Что уж говорить о приборах личного пользования, таких как инвалидные кресла, – их образцы устаревали с поразительной быстротой, напоминающей смену моделей в производстве автомобилей. Продолжая эту аналогию, можно сказать, что Бэмби садилась в свою следующую инвалидную «феррари», еще не успев привыкнуть к предыдущей инвалидной «ламборгини». В общем, шутка Ноаха Метцеля по поводу чуда робототехники, безусловно, имела вполне реальные основания.
Хлопнула дверь; из дома выскочил Хэмилтон, на ходу закидывая на плечо лямку школьного рюкзака. Ноаху оставалось лишь откозырять знаменитой соседке, сесть за руль «тойоты» и надавить на кнопку стартера. Рабочий день начался.
Машин на улицах не было вовсе: три дня без подзарядки опустошили аккумуляторы автомобилей, и те, кому позарез нужно было попасть на службу или на работу, в очередной раз отправились туда пешком или в велосипедном седле.
– Красота! – восхитился Хэмилтон, обозревая пустое шоссе. – Бьюсь об заклад, сегодня пробки не будет даже у школы.
Ноах усмехнулся:
– Опять об заклад? На какие деньги, сынок?
– Какие ни есть, все мои, – парировал парень. – У тебя не прошу.
– Слушай, что с тобой происходит? – подавляя нарастающее раздражение, сказал Метцель. – Зачем на тебе этот идиотский прикид? Вырядился, как последний…
Он имитировал плевок, проглотив последнее слово. С некоторых пор сын действительно одевался по моде гнеритянского квартала Лагрем: большеразмерная футболка навыпуск, бесформенные шаровары, бейсболка козырьком набок и кроссовки с развязанными и потому волочащимися по земле шнурками.
– Что же ты замолчал? – насмешливо осведомился Хэм. – Давай, заканчивай.
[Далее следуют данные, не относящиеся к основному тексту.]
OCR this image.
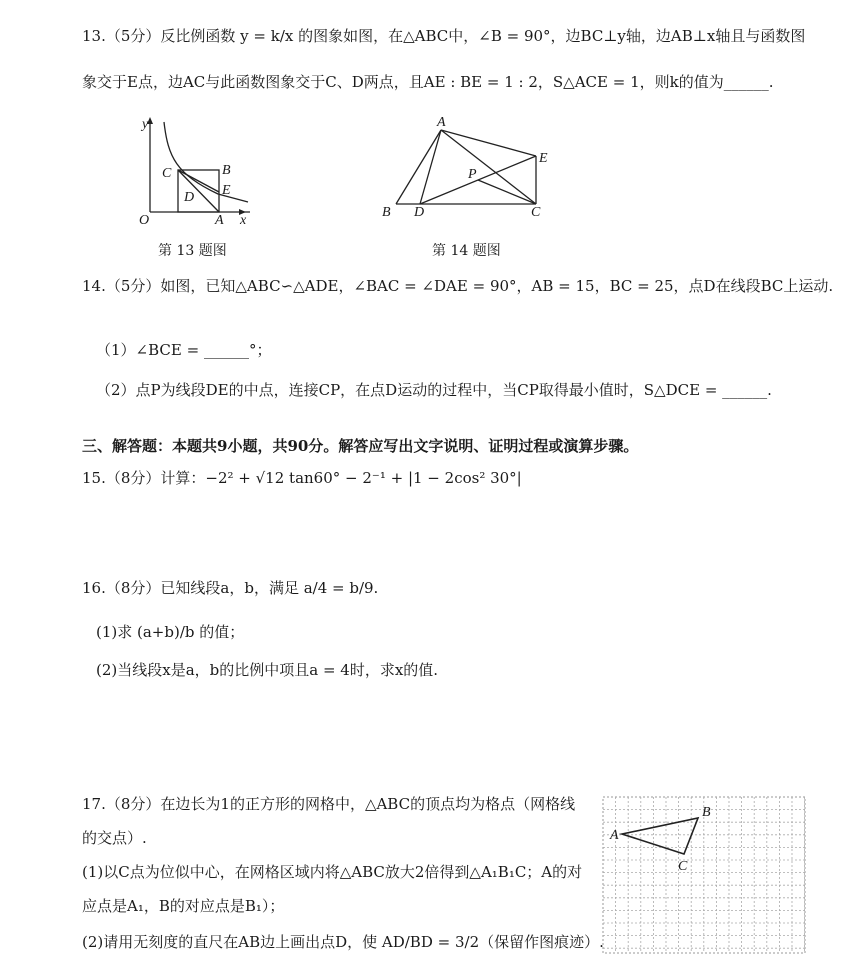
13.（5分）反比例函数 y = k/x 的图象如图，在△ABC中，∠B = 90°，边BC⊥y轴，边AB⊥x轴且与函数图
象交于E点，边AC与此函数图象交于C、D两点，且AE : BE = 1 : 2，S△ACE = 1，则k的值为______.
y
x
O	A
B
C
D E
第 13 题图
A
B	C
D
E
P
第 14 题图
14.（5分）如图，已知△ABC∽△ADE，∠BAC = ∠DAE = 90°，AB = 15，BC = 25，点D在线段BC上运动.
（1）∠BCE = ______°；
（2）点P为线段DE的中点，连接CP，在点D运动的过程中，当CP取得最小值时，S△DCE = ______.
三、解答题：本题共9小题，共90分。解答应写出文字说明、证明过程或演算步骤。
15.（8分）计算：−2² + √12 tan60° − 2⁻¹ + |1 − 2cos² 30°|
16.（8分）已知线段a，b，满足 a/4 = b/9.
(1)求 (a+b)/b 的值；
(2)当线段x是a，b的比例中项且a = 4时，求x的值.
17.（8分）在边长为1的正方形的网格中，△ABC的顶点均为格点（网格线
的交点）.
(1)以C点为位似中心，在网格区域内将△ABC放大2倍得到△A₁B₁C；A的对
应点是A₁，B的对应点是B₁）；
(2)请用无刻度的直尺在AB边上画出点D，使 AD/BD = 3/2（保留作图痕迹）.
A
B
C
Как последний кто? Как последний гнер? Или как последний гинер? Или даже как последний нигер?.. Давай, давай, не бойся, тут все свои.
– Да какой ты свой? – с досадой проговорил Ноах. – Что у тебя на груди написано?
– А что такого? – недоуменно отвечал Хэм, оттягивая перед собой футболку, на которой крупными буквами значилось: «Белых на фонари!» – Теперь в школе все это носят, даже беляши. Что-то типа новой формы.
– А то, что твой отец – белый, тебя не смущает? Меня ты тоже на фонаре вздернешь?
Хэмилтон ухмыльнулся.
– Конечно смущает, – сказал он, игнорируя второй вопрос. – Белый, да еще и коп, да еще и начальник – почти полный набор гарантированного свинства. Не хватает только, чтобы ты вдобавок был еще и евреем, но тут уже обошлось.
«Выкинуть его, что ли, из машины? – подумал Ноах. – Совсем обнаглел, мерзавец. Никакого сладу. Кора говорит: такой возраст. Говорит, годам к двадцати подростки более-менее приходят в норму. Хотя по Симе этого не видно…»
– Неужели вас такому в школе учат? – проговорил он вслух. – Это ведь откровенный расизм, господин Хэмилтон Метцель.
– Вот уж нет, господин начальник полиции, – в тон отцу ответил юный наглец. – Черный не может быть расистом по определению. Вернее, по двум определениям: определению черного и определению расиста.